El anciano levantó la mirada, con un destello de esperanza cruzando sus envejecidas facciones, pero Kyle alzó una mano antes de que pudiera hablar.
—No me malinterpretes. No hago promesas a la ligera. Pero… no vine hasta aquí para dar la espalda a la podredumbre que asfixia este lugar.
—Entiendo. Incluso la más débil llama es preciosa en la oscuridad —dijo quedamente el anciano elfo.
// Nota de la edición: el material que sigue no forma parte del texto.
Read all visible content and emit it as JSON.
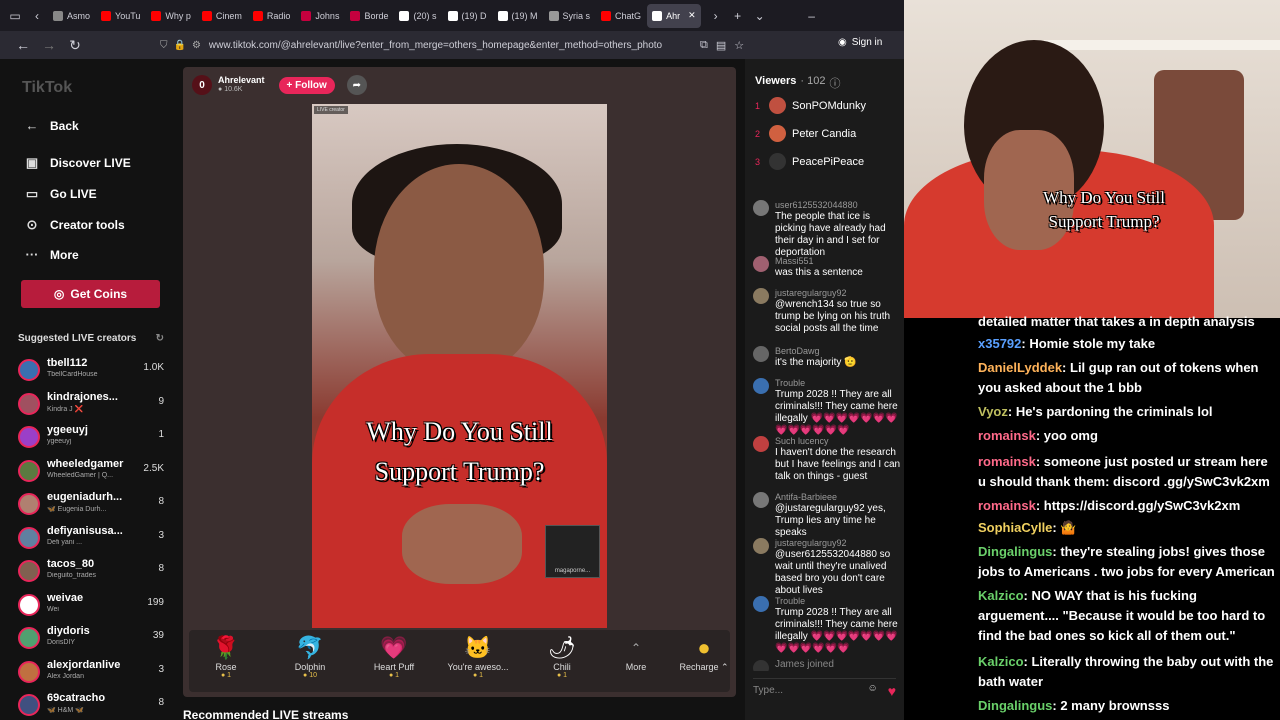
{
  "browser": {
    "tabs": [
      {
        "label": "Asmo",
        "color": "#888"
      },
      {
        "label": "YouTu",
        "color": "#ff0000"
      },
      {
        "label": "Why p",
        "color": "#ff0000"
      },
      {
        "label": "Cinem",
        "color": "#ff0000"
      },
      {
        "label": "Radio",
        "color": "#ff0000"
      },
      {
        "label": "Johns",
        "color": "#c5003e"
      },
      {
        "label": "Borde",
        "color": "#c5003e"
      },
      {
        "label": "(20) s",
        "color": "#fff"
      },
      {
        "label": "(19) D",
        "color": "#fff"
      },
      {
        "label": "(19) M",
        "color": "#fff"
      },
      {
        "label": "Syria s",
        "color": "#999"
      },
      {
        "label": "ChatG",
        "color": "#ff0000"
      },
      {
        "label": "Ahr",
        "color": "#fff"
      }
    ],
    "url": "www.tiktok.com/@ahrelevant/live?enter_from_merge=others_homepage&enter_method=others_photo",
    "signin": "Sign in"
  },
  "sidebar": {
    "logo": "TikTok",
    "back": "Back",
    "nav": [
      "Discover LIVE",
      "Go LIVE",
      "Creator tools",
      "More"
    ],
    "coins": "Get Coins",
    "suggested_title": "Suggested LIVE creators",
    "creators": [
      {
        "name": "tbell112",
        "sub": "TbellCardHouse",
        "count": "1.0K",
        "color": "#3a6fb0"
      },
      {
        "name": "kindrajones...",
        "sub": "Kindra J ❌",
        "count": "9",
        "color": "#a05060"
      },
      {
        "name": "ygeeuyj",
        "sub": "ygeeuyj",
        "count": "1",
        "color": "#9b3fc8"
      },
      {
        "name": "wheeledgamer",
        "sub": "WheeledGamer | Q...",
        "count": "2.5K",
        "color": "#5a7a40"
      },
      {
        "name": "eugeniadurh...",
        "sub": "🦋 Eugenia Durh...",
        "count": "8",
        "color": "#b08070"
      },
      {
        "name": "defiyanisusa...",
        "sub": "Defi yani ...",
        "count": "3",
        "color": "#6080a0"
      },
      {
        "name": "tacos_80",
        "sub": "Dieguito_trades",
        "count": "8",
        "color": "#806050"
      },
      {
        "name": "weivae",
        "sub": "Wei",
        "count": "199",
        "color": "#fff"
      },
      {
        "name": "diydoris",
        "sub": "DorisDIY",
        "count": "39",
        "color": "#50a070"
      },
      {
        "name": "alexjordanlive",
        "sub": "Alex Jordan",
        "count": "3",
        "color": "#c07040"
      },
      {
        "name": "69catracho",
        "sub": "🦋 H&M 🦋",
        "count": "8",
        "color": "#405080"
      }
    ]
  },
  "stream": {
    "streamer": "Ahrelevant",
    "followers": "10.6K",
    "follow": "+ Follow",
    "caption_line1": "Why Do You Still",
    "caption_line2": "Support Trump?",
    "live_tag": "LIVE creator",
    "badge": "magaporne...",
    "gifts": [
      {
        "icon": "🌹",
        "label": "Rose",
        "price": "1"
      },
      {
        "icon": "🐬",
        "label": "Dolphin",
        "price": "10"
      },
      {
        "icon": "💗",
        "label": "Heart Puff",
        "price": "1"
      },
      {
        "icon": "🐱",
        "label": "You're aweso...",
        "price": "1"
      },
      {
        "icon": "🌶",
        "label": "Chili",
        "price": "1"
      }
    ],
    "more": "More",
    "recharge": "Recharge",
    "recommended": "Recommended LIVE streams"
  },
  "viewers": {
    "title": "Viewers",
    "count": "· 102",
    "top": [
      {
        "rank": "1",
        "name": "SonPOMdunky"
      },
      {
        "rank": "2",
        "name": "Peter Candia"
      },
      {
        "rank": "3",
        "name": "PeacePiPeace"
      }
    ],
    "messages": [
      {
        "user": "user6125532044880",
        "text": "The people that ice is picking have already had their day in and I set for deportation"
      },
      {
        "user": "Massi551",
        "text": "was this a sentence"
      },
      {
        "user": "justaregularguy92",
        "text": "@wrench134 so true so trump be lying on his truth social posts all the time"
      },
      {
        "user": "BertoDawg",
        "text": "it's the majority 🫡"
      },
      {
        "user": "Trouble",
        "text": "Trump 2028 !! They are all criminals!!! They came here illegally 💗💗💗💗💗💗💗💗💗💗💗💗💗"
      },
      {
        "user": "Such lucency",
        "text": "I haven't done the research but I have feelings and I can talk on things - guest"
      },
      {
        "user": "Antifa-Barbieee",
        "text": "@justaregularguy92 yes, Trump lies any time he speaks"
      },
      {
        "user": "justaregularguy92",
        "text": "@user6125532044880 so wait until they're unalived based bro you don't care about lives"
      },
      {
        "user": "Trouble",
        "text": "Trump 2028 !! They are all criminals!!! They came here illegally 💗💗💗💗💗💗💗💗💗💗💗💗💗"
      },
      {
        "user": "",
        "text": "James joined"
      }
    ],
    "type_placeholder": "Type..."
  },
  "webcam": {
    "caption_line1": "Why Do You Still",
    "caption_line2": "Support Trump?"
  },
  "chat": [
    {
      "user": "",
      "text": "detailed matter that takes a in depth analysis",
      "color": "#fff"
    },
    {
      "user": "x35792",
      "text": "Homie stole my take",
      "color": "#5aa0ff"
    },
    {
      "user": "DanielLyddek",
      "text": "Lil gup ran out of tokens when you asked about the 1 bbb",
      "color": "#ffb35a"
    },
    {
      "user": "Vyoz",
      "text": "He's pardoning the criminals lol",
      "color": "#c0c060"
    },
    {
      "user": "romainsk",
      "text": "yoo omg",
      "color": "#ff6a8a"
    },
    {
      "user": "romainsk",
      "text": "someone just posted ur stream here u should thank them: discord .gg/ySwC3vk2xm",
      "color": "#ff6a8a"
    },
    {
      "user": "romainsk",
      "text": "https://discord.gg/ySwC3vk2xm",
      "color": "#ff6a8a"
    },
    {
      "user": "SophiaCylle",
      "text": "🤷",
      "color": "#f0d060"
    },
    {
      "user": "Dingalingus",
      "text": "they're stealing jobs! gives those jobs to Americans . two jobs for every American",
      "color": "#6ad06a"
    },
    {
      "user": "Kalzico",
      "text": "NO WAY that is his fucking arguement.... \"Because it would be too hard to find the bad ones so kick all of them out.\"",
      "color": "#6ad06a"
    },
    {
      "user": "Kalzico",
      "text": "Literally throwing the baby out with the bath water",
      "color": "#6ad06a"
    },
    {
      "user": "Dingalingus",
      "text": "2 many brownsss",
      "color": "#6ad06a"
    }
  ]
}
—Pero, creo que te equivocas sobre lo que viste cuando eras más joven. Lo que sea que vislumbraste—podría haber sido algo completamente distinto. No soy de aquí. Nací en este mundo, sí… pero tengo recuerdos. Recuerdos de otro lugar. Otra existencia completamente diferente —continuó Kyle, entrecerrando los ojos.
Los ojos del anciano se ensancharon con sorpresa, su boca se abrió ligeramente como para hablar, pero no salieron palabras.
La voz de Kyle bajó, más solemne.
—Este mundo… se siente extraño para mí. Huele, sabe y respira diferente al que recuerdo. Estoy seguro de eso desde que tuve edad suficiente para entender lo que significaba ‘normal’. Así que, lo que sea que viste en tu juventud, estoy casi seguro de que no era yo. Al menos, no entonces.
El silencio se cernió pesadamente en la habitación mientras el anciano se hundía lentamente más profundo en su asiento, sus manos temblando ligeramente mientras se entrelazaban en su regazo. Durante un largo momento, se quedó mirando al aire, perdido en sus pensamientos.
—Quizás… quizás me equivoqué. O quizás el destino jugó una última broma cruel a un viejo. Tal vez lo que vi nunca estuvo destinado a ser real. Una alucinación provocada por la enfermedad. O tal vez… —miró a Kyle con ojos vacíos—. Tal vez el destino me dio un vistazo de algo prohibido—solo para prepararme para este momento —murmuró finalmente el anciano.
Su voz se volvió más suave, casi nostálgica.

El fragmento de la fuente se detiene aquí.